第48回 フリードマンの名言(3)
"The corporation is an instrument of the stockholders who own it. If the corporation makes a contribution, it prevents the individual stockholder from himself deciding how he should dispose of his funds."
Milton Friedman
フリードマンは、いわゆる「企業の社会的責任」に対しては徹底して反対の立場をとった。古くは、マーシャルの「経済騎士道」の提唱のように、企業家に公共的目的を自覚させる人間性の変化を期待する主張があったが、20世紀も後半になると、時代は、明らかに営利企業もその行動に「社会的責任」を自覚すべきだという共通認識が出来つつあった。現在では、有名企業は、そのホームページに、いかに「社会的責任」を自覚しているかを詳細に書き込むのが普通になっている(例えば、地球環境への配慮や地域社会へ貢献など)。しかし、フリードマンは、なぜそれに反対するのか。

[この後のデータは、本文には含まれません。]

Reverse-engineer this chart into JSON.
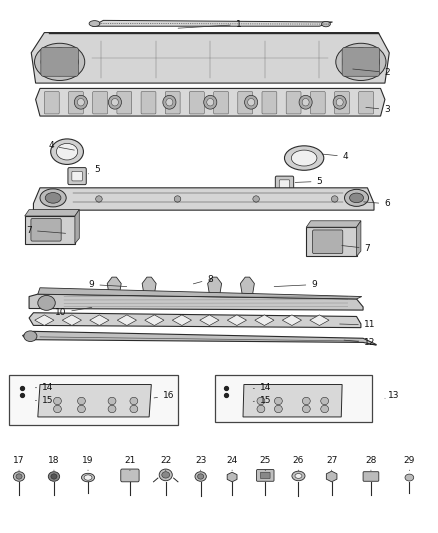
{
  "bg_color": "#ffffff",
  "fig_width": 4.38,
  "fig_height": 5.33,
  "dpi": 100,
  "lc": "#2a2a2a",
  "lc2": "#555555",
  "fc_light": "#e8e8e8",
  "fc_mid": "#cccccc",
  "fc_dark": "#999999",
  "fs": 6.5,
  "label_color": "#111111",
  "label_configs": [
    [
      1,
      0.545,
      0.955,
      0.4,
      0.948
    ],
    [
      2,
      0.885,
      0.865,
      0.8,
      0.872
    ],
    [
      3,
      0.885,
      0.795,
      0.83,
      0.8
    ],
    [
      4,
      0.115,
      0.727,
      0.175,
      0.718
    ],
    [
      4,
      0.79,
      0.707,
      0.73,
      0.712
    ],
    [
      5,
      0.22,
      0.682,
      0.195,
      0.672
    ],
    [
      5,
      0.73,
      0.66,
      0.668,
      0.658
    ],
    [
      6,
      0.885,
      0.618,
      0.825,
      0.622
    ],
    [
      7,
      0.065,
      0.568,
      0.155,
      0.562
    ],
    [
      7,
      0.84,
      0.534,
      0.775,
      0.54
    ],
    [
      8,
      0.48,
      0.476,
      0.435,
      0.466
    ],
    [
      9,
      0.208,
      0.466,
      0.295,
      0.462
    ],
    [
      9,
      0.718,
      0.466,
      0.62,
      0.462
    ],
    [
      10,
      0.137,
      0.413,
      0.215,
      0.424
    ],
    [
      11,
      0.845,
      0.39,
      0.77,
      0.392
    ],
    [
      12,
      0.845,
      0.357,
      0.78,
      0.362
    ],
    [
      13,
      0.9,
      0.257,
      0.88,
      0.252
    ],
    [
      14,
      0.108,
      0.272,
      0.073,
      0.272
    ],
    [
      14,
      0.607,
      0.272,
      0.572,
      0.27
    ],
    [
      15,
      0.108,
      0.248,
      0.073,
      0.248
    ],
    [
      15,
      0.607,
      0.248,
      0.572,
      0.246
    ],
    [
      16,
      0.385,
      0.257,
      0.345,
      0.252
    ],
    [
      17,
      0.042,
      0.136,
      0.042,
      0.116
    ],
    [
      18,
      0.122,
      0.136,
      0.122,
      0.116
    ],
    [
      19,
      0.2,
      0.136,
      0.2,
      0.116
    ],
    [
      21,
      0.296,
      0.136,
      0.296,
      0.116
    ],
    [
      22,
      0.378,
      0.136,
      0.378,
      0.116
    ],
    [
      23,
      0.458,
      0.136,
      0.458,
      0.116
    ],
    [
      24,
      0.53,
      0.136,
      0.53,
      0.116
    ],
    [
      25,
      0.606,
      0.136,
      0.606,
      0.116
    ],
    [
      26,
      0.682,
      0.136,
      0.682,
      0.116
    ],
    [
      27,
      0.758,
      0.136,
      0.758,
      0.116
    ],
    [
      28,
      0.848,
      0.136,
      0.848,
      0.116
    ],
    [
      29,
      0.936,
      0.136,
      0.936,
      0.116
    ]
  ]
}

「企業は、それを所有している株主の道具である。もし企業が寄付をおこなうようなことがあれば、それは、個々の株主自身から、自分の資金をどのように使うべきかを決める自由を奪うことになるのだ。」
フリードマンによれば、企業は株主のために利潤最大化だけを考えていればよく、何らかの団体に寄付行為を行う主体はあくまで個人であるべきであるという。あまりに明快な主張ではあるが、時流に逆らってまでそう主張するのは勇気の要ることだっただろう。筋金入りの「自由主義者」である。
Milton Friedman, Capitalism and Freedom, with the assistance of Rose D. Friedman, 1962, with a new preface by the author,1982,Chap.8.